Low interest rates have made this a hot time for mortgage refinances, and rates continue to remain low across the board.
According to Bankrate’s weekly survey, the average 30-year fixed refinance rate is 3.10 percent, up one basis point from last week. Both 15-year fixed and 30-year jumbo mortgage refinance rates have fallen, to 2.53 and 3.60 respectively.
According to Black Knight data released over the summer, 2020 has seen a record number of mortgage refinances , with 2.3 million refis originated in the second quarter alone.
Such high demand has led to closing delays as some lenders struggle under a heavy volume of applications.
Another factor driving the current refinance boom is the Federal Housing Finance Agency’s new refinance fee, which is set to go into effect on Dec. 1. The 0.5 percent fee will apply to all mortgage refinances worth $125,000 or more. Because of long lead time on closings, some lenders are already pricing that fee into current mortgage rates.

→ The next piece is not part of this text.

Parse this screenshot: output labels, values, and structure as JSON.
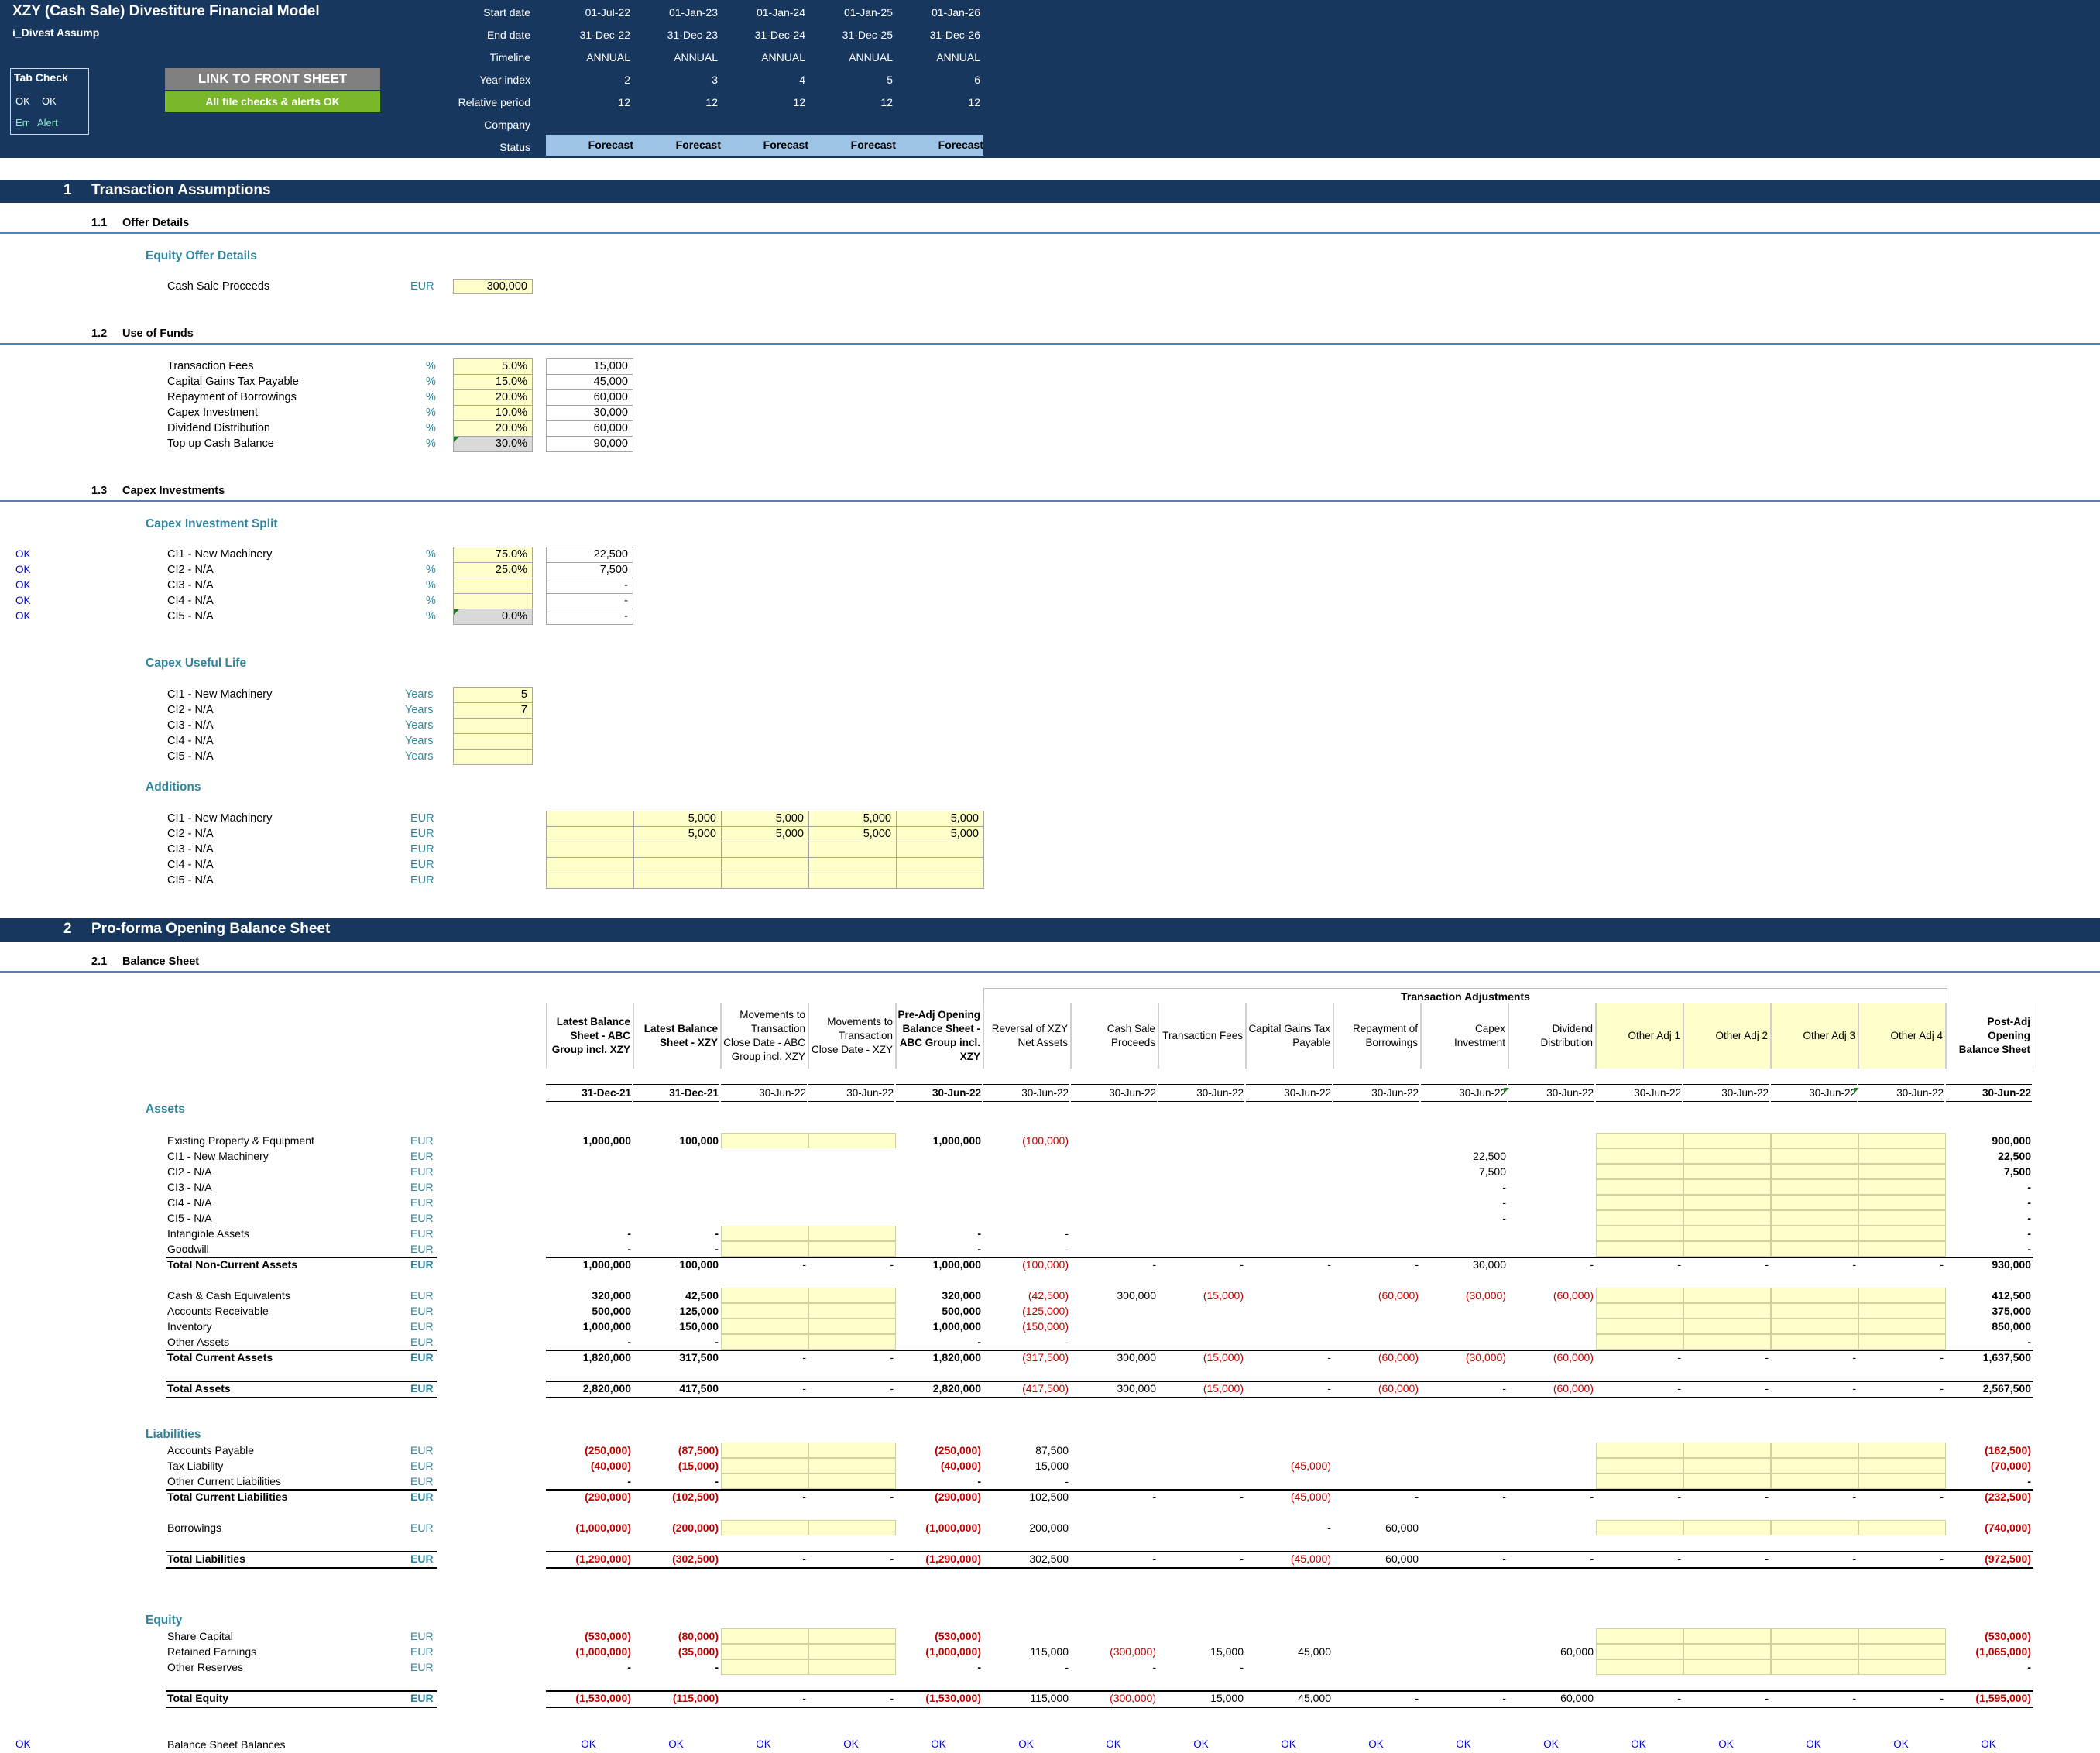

Mortgage refinance rates are likely to stay low for the foreseeable future — although there’s always a little uncertainty in any market metric.
Mat Isbhia, president and CEO of United Wholesale Mortgage, told Bankrate last week that now’s a good time for many people to refinance, especially if they can lock in a rate below 3 percent.
“If you can save money, you should do it,” he said.
Which refinance product is best depends a lot on your situation. Obviously, 15-year mortgages tend to have lower rates than 30-year ones, and that means less interest over the life of the loan, both because of the lower rate and because it has only half the time to compound. But, shorter-term loans have higher monthly payments than longer ones, so before you jump on refinancing into a 15-year mortgage to take advantage of the extra-low rate, make sure you’ll be able to afford the new payments.